Which is what makes commentary like this so laughable:
This is what happens when you have a mainstream media obsessed with optics, and it's probably unfair to pick on Wong—you're going to see this exact same kind of commentary all over the place, and you've already seen some of it on TV. But, as we've seen time and time again, optics don't matter. It doesn't even matter that Trump called for gun control (or, more absurdly, the death penalty, as if that's going to deter anyone). Even if gun control were to pass, which it almost certainly will not, the current composition of the Senate ensures that it will be the most tepid, extend-the-waiting-period-by-a-few-days kind of “reform.”
And Trump knows that! He knows he can call on Congress to do literally whatever, and nobody's going to hold him, or Congress itself, to the words.
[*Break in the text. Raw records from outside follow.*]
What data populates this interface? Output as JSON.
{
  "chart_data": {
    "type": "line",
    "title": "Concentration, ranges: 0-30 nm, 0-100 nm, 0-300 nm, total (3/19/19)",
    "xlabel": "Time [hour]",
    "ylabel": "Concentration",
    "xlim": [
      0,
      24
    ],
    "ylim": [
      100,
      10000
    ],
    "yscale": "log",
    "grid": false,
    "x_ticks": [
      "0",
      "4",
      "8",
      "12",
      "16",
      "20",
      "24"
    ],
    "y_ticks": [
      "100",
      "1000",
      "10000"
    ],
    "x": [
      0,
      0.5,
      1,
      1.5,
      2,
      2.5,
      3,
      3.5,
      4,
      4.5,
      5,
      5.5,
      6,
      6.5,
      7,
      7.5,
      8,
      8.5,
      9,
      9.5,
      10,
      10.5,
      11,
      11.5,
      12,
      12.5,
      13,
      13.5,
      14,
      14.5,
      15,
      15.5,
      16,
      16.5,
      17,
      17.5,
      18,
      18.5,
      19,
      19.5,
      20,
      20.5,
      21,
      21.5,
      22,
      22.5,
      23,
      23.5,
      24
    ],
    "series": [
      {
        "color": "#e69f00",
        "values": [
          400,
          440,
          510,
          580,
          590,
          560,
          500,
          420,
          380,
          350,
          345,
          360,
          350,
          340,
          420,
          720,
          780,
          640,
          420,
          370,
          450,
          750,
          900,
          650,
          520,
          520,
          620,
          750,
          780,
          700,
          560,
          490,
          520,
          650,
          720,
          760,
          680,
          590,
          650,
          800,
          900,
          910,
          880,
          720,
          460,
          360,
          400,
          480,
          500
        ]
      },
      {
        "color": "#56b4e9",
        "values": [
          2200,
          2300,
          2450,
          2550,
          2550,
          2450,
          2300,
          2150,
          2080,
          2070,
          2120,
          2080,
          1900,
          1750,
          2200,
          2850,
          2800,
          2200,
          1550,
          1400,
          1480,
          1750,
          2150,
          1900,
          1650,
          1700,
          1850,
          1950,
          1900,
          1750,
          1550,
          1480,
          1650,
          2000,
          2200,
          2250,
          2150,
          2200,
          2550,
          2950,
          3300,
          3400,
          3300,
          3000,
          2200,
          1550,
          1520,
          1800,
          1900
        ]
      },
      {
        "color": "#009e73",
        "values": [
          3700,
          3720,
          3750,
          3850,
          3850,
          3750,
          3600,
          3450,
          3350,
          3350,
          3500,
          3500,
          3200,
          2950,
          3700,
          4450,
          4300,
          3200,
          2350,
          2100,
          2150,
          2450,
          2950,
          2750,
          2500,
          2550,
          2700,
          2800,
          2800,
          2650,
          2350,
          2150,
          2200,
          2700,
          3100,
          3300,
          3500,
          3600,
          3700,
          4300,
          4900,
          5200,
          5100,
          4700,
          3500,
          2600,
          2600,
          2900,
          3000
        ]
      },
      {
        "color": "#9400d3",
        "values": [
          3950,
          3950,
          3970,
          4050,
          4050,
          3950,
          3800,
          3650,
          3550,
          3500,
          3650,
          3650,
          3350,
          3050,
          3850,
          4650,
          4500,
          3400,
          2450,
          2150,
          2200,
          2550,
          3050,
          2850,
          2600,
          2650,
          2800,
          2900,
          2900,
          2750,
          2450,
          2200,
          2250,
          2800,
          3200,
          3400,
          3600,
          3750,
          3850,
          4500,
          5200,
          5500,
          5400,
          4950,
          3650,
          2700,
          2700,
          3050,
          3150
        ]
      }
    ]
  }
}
To be impressed by his tone is to be a dupe.
There’s exactly one way to change things, and that’s to wrench control from Republicans in Congress and the oval office. (Seriously, look what Moscow Mitch was tweeting after the shootings.) As those branches are currently constituted, the people that matter won’t take any action. They will spout empty rhetoric, and they will count on us to forget. And the cycle will repeat, just as it has over and over, until the next shooting. For that—unlike the prospect of gun control in America—you won’t have to wait long.